Вторник пятый. Мы говорим о семье

Стояла первая неделя сентября, первая неделя занятий, и впервые за тридцать пять непрерывных лет в университете не было аудитории, где бы жда­ли появления Морри. Бостон заполнили студенты: что ни улица, то разгружаемый грузовик. А Морри в это время сидел у себя в кабинете, и это казалось несправедливым, словно профессор был ушедшим на покой футболистом, и вот в первое воскресенье на пенсии он сидит перед телевизором и думает: «А ведь я еще мог бы как они». По опыту знаю, что, как только начинается новый чемпионат, луч­ше их не трогать. И ничего не говорить. Но мне не нужно было напоминать Морри об истекающем времени.

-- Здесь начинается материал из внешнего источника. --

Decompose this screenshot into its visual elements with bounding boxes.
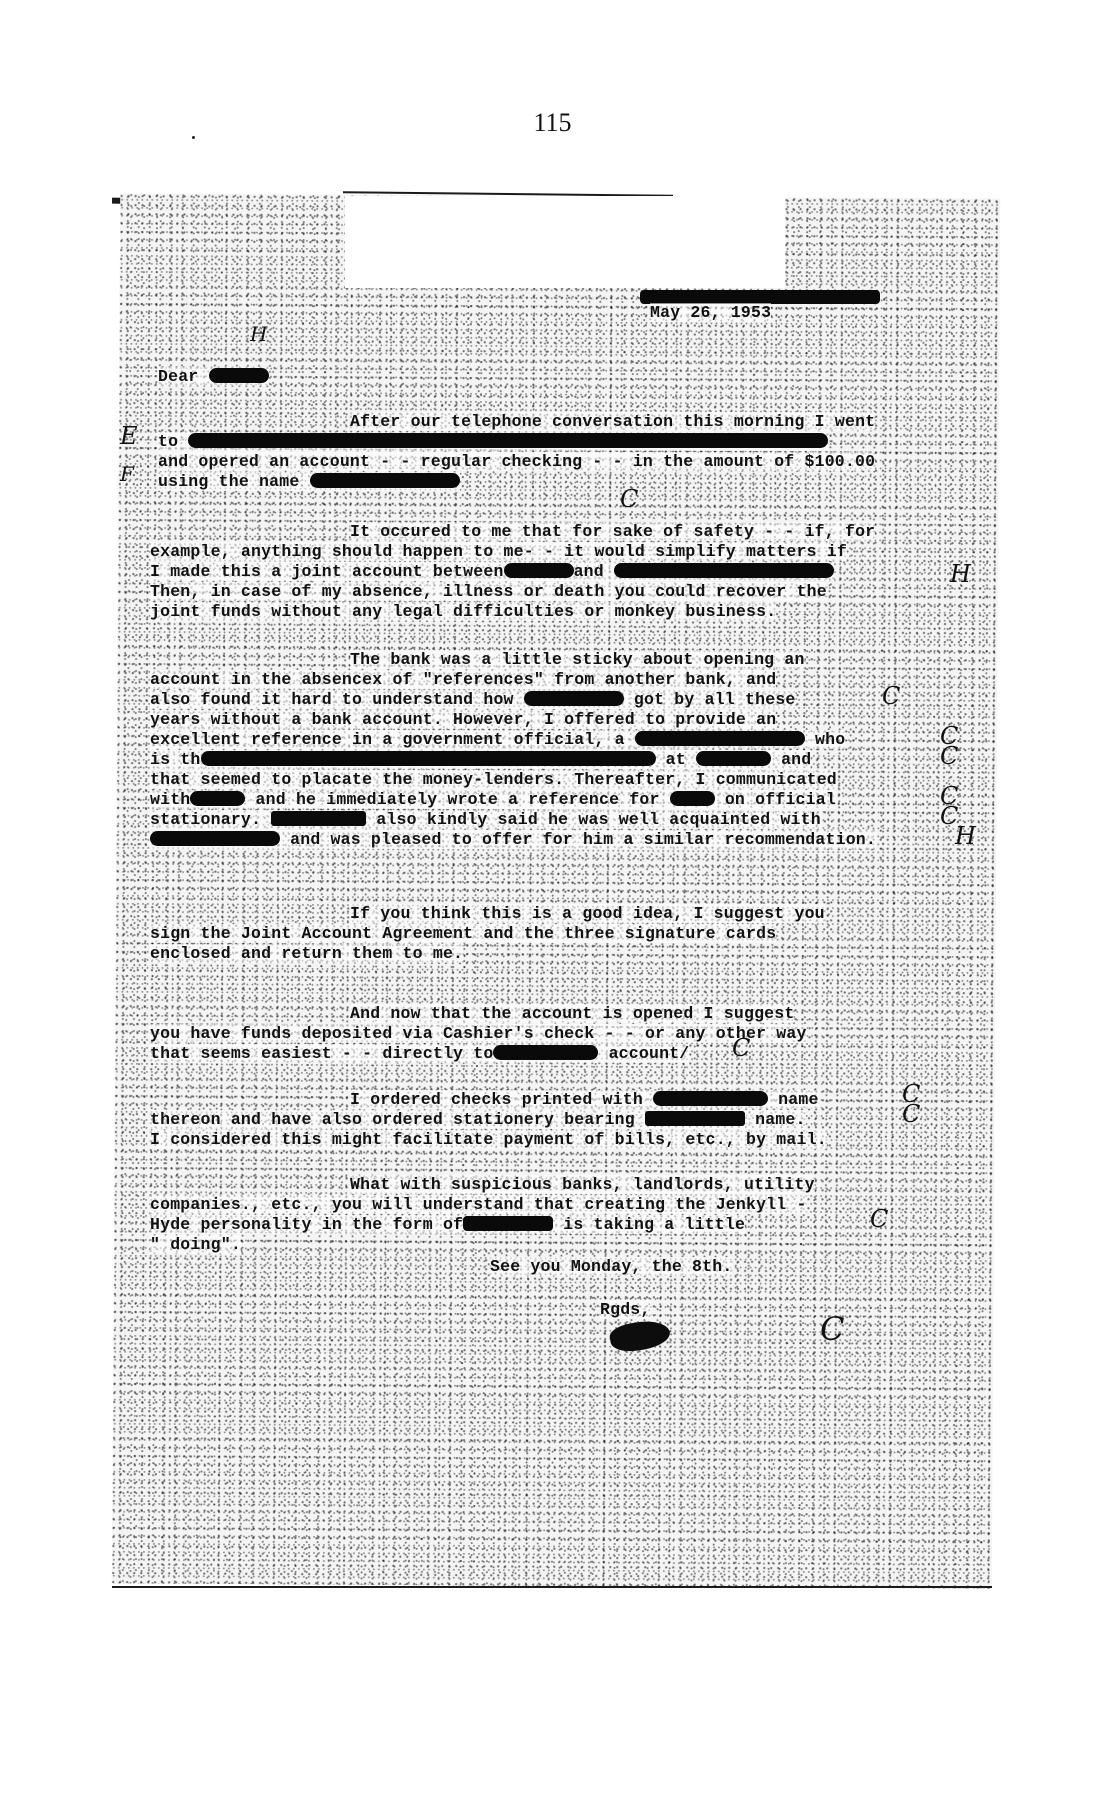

Теперь в наших записываемых на пленку бесе­дах мы пользовались не обычным микрофоном — Морри не мог держать его подолгу, — а малень­ким, таким, как журналисты на телевидении при­крепляют к воротнику или лацкану пиджака. Но так как Морри носил только мягкие рубашки из хлопка, свободно на нем болтавшиеся, микрофон то и дело накренялся и переворачивался, и мне приходилось его поправлять. Морри, похоже, это очень нравилось, поскольку я оказывался совсем близко. А его потребность в физическом ощуще­нии любви стала сильнее прежнего. Наклоняясь к профессору, я слышал его свистящее дыхание, ти­хое покашливание и легкое причмокивание губ пе­ред тем, как сглотнуть.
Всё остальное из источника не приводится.